ARD streitet mit Medien-Tenor über Nachrichtenanalyse

Foto: ARDMehrere Gutachten, die der ARD vorliegen, kommen zu dem Schluss, dass sich alle zentralen Vorwürfe, die Medien-Tenor gegen die ARD und ihr Nachrichtenangebot erhebt, widerlegen oder zumindest entkräften lassen. Medien-Tenor hatte in zwei Beiträgen seines Forschungsberichts Nr. 146 behauptet, die öffentlich-rechtlichen Sender hätten angeblich wichtige politische Themen in ihren Fernseh-Nachrichten während der Fußball-Welt- und Europa- Meisterschaften vernachlässigt; ARD und ZDF seien ihrem Grundversorgungsauftrag nicht nachgekommen.

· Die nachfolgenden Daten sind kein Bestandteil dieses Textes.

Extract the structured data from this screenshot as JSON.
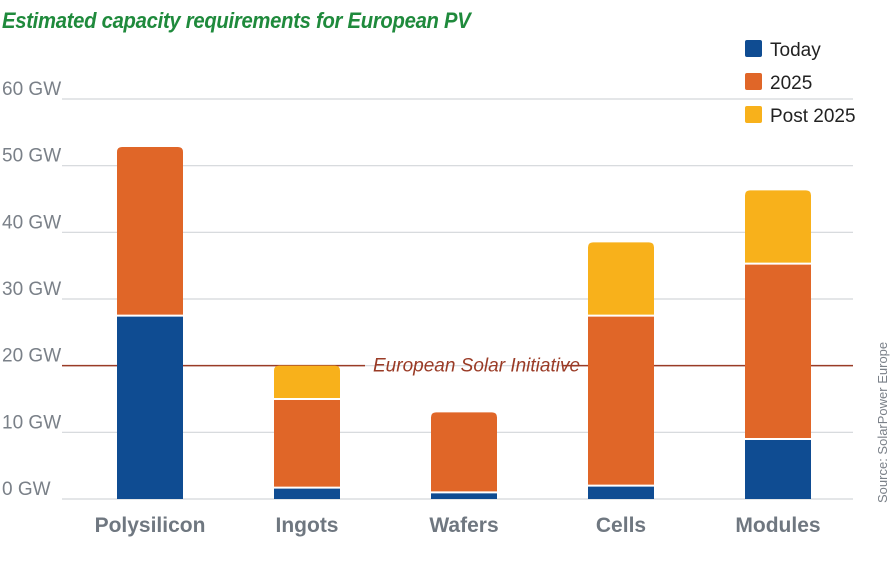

ARD-Sprecher Martin Gartzke will das nicht so stehen lassen: "Wir haben unabhängige Wissenschaftler aus Köln, Hannover und Hamburg sowie unsere eigenen Medienforscher um eine erste Einschätzung der Untersuchung von Medien-Tenor gebeten. Das übereinstimmende Fazit: Mit der Programmwirklichkeit haben die so genannten Forschungsergebnisse von Medien-Tenor wenig zu tun."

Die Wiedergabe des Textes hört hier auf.